Deep space, emotional depth

When I was growing up, Star Trek was a Marmite show, even among sci-fi fans.  Some adhered to the purity of the original trilogy of Star Wars, denouncing the 'anodyne' (I euphemise) Star Trek whilst others were more catholic in their tastes.  I've been reacquainting myself with Star Trek: The Next Generation on Syfy (an episode a night) and have been quite struck at the complexity and emotional depth of the topics covered.  Last night, the episode Interface was especially poignant - shown in 1993, it explores the exact same territory as the strange case of the disappearance of Flight MH370 two decades later.

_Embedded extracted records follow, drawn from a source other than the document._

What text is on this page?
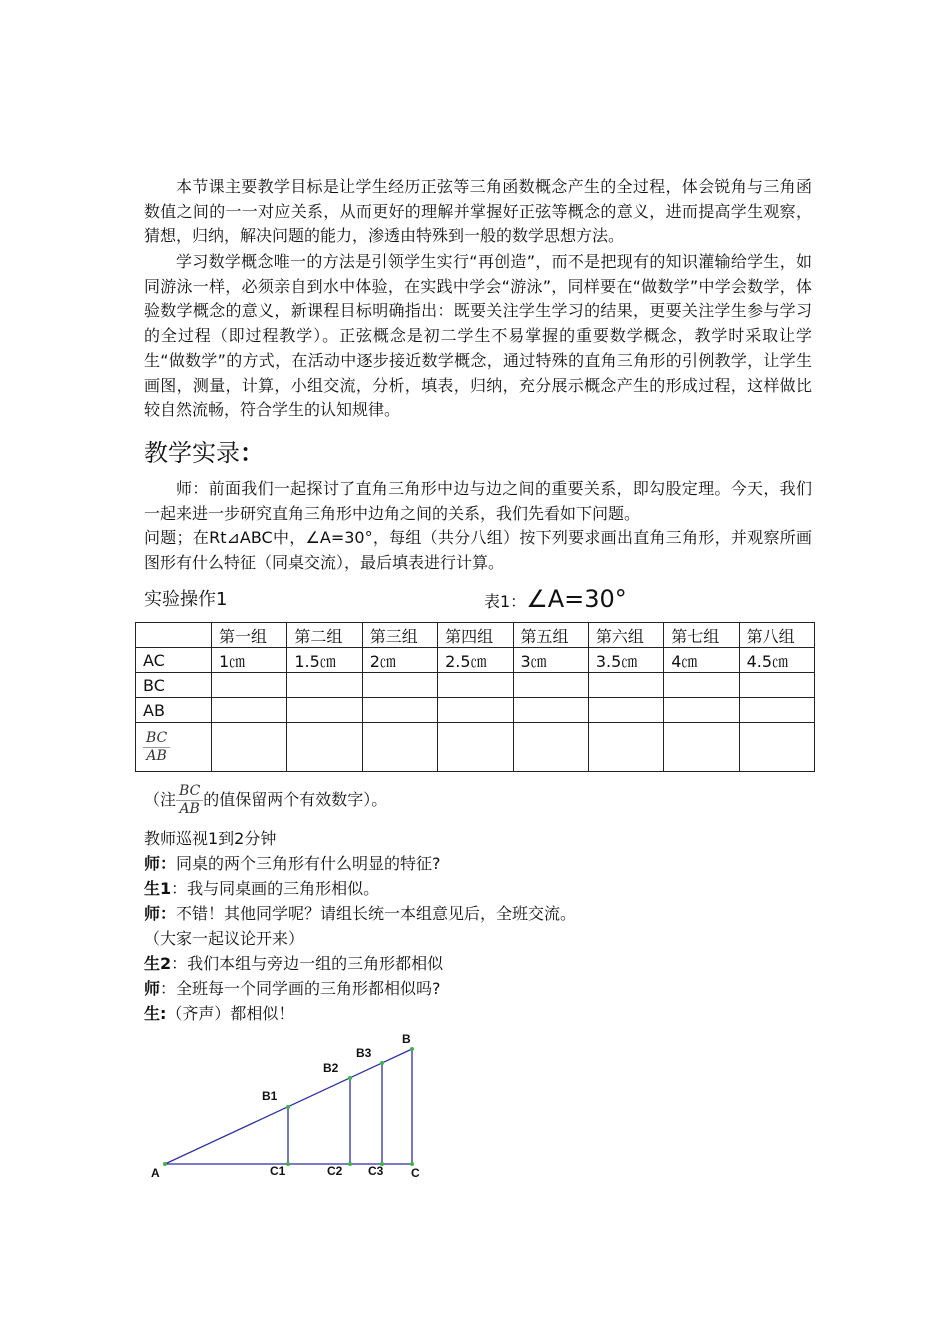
本节课主要教学目标是让学生经历正弦等三角函数概念产生的全过程，体会锐角与三角函数值之间的一一对应关系，从而更好的理解并掌握好正弦等概念的意义，进而提高学生观察，猜想，归纳，解决问题的能力，渗透由特殊到一般的数学思想方法。

学习数学概念唯一的方法是引领学生实行“再创造”，而不是把现有的知识灌输给学生，如同游泳一样，必须亲自到水中体验，在实践中学会“游泳”，同样要在“做数学”中学会数学，体验数学概念的意义，新课程目标明确指出：既要关注学生学习的结果，更要关注学生参与学习的全过程（即过程教学）。正弦概念是初二学生不易掌握的重要数学概念，教学时采取让学生“做数学”的方式，在活动中逐步接近数学概念，通过特殊的直角三角形的引例教学，让学生画图，测量，计算，小组交流，分析，填表，归纳，充分展示概念产生的形成过程，这样做比较自然流畅，符合学生的认知规律。

教学实录：

师：前面我们一起探讨了直角三角形中边与边之间的重要关系，即勾股定理。今天，我们一起来进一步研究直角三角形中边角之间的关系，我们先看如下问题。

问题；在Rt⊿ABC中，∠A=30°，每组（共分八组）按下列要求画出直角三角形，并观察所画图形有什么特征（同桌交流），最后填表进行计算。

实验操作1	表1：∠A=30°
	第一组	第二组	第三组	第四组	第五组	第六组	第七组	第八组
AC	1㎝	1.5㎝	2㎝	2.5㎝	3㎝	3.5㎝	4㎝	4.5㎝
BC								
AB								

$\frac{BC}{AB}$

（注 $\frac{BC}{AB}$ 的值保留两个有效数字）。

教师巡视1到2分钟

师：同桌的两个三角形有什么明显的特征?

生1：我与同桌画的三角形相似。

师：不错！其他同学呢？请组长统一本组意见后，全班交流。

（大家一起议论开来）

生2：我们本组与旁边一组的三角形都相似

师：全班每一个同学画的三角形都相似吗?

生:（齐声）都相似！

A
B1
B2
B3
B
C1	C2 C3 C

Chief engineering officer Lt. Cmdr. Geordi La Forge (Levar Burton) is testing a new probe that allows him to control a remote avatar.  He is informed that the ship of his mother, a Starfleet captain, along with the entire crew has vanished.  Starfleet has conducted several sweeps of the last known area the starship was seen but to no avail - there is not even debris.  While Geordi's family come to terms with this and accept that everybody on board will never be seen again, Geordi refuses to accept his mother's death.  There was no body to recover, no wreckage to identify, not even a sub-space distortion.  Without being able to say goodbye, he comes up with outlandish theories as to how his mother and her ship have survived, aided by aliens manipulating him while he is manifested as an avatar (who need his help to escape their predicament).  Asked about the probability of a 'warp funnel' (as proposed by Geordi) by Captain Jean-Luc Picard (the always watchable Patrick Stewart), the android Lt. Cmdr. Data (Brent Spiner) believes it 'almost impossible'.  Still Geordi clings to his theory until the aliens can be helped to return to the surface of their planet - as one of the aliens had imitated his mother through reading his memory, he feels he at least had a chance to say goodbye.
The relatives of MH370 are in exactly the same situation as Geordi.  Without even wreckage, many cannot accept their relatives are dead at the bottom of the ocean.  They come up with kidnapping theories, all to avoid the horrendous truth.  Interface's extrapolation of this issue was uncanny and is tribute to the quality of the scriptwriters (enhanced by the acting).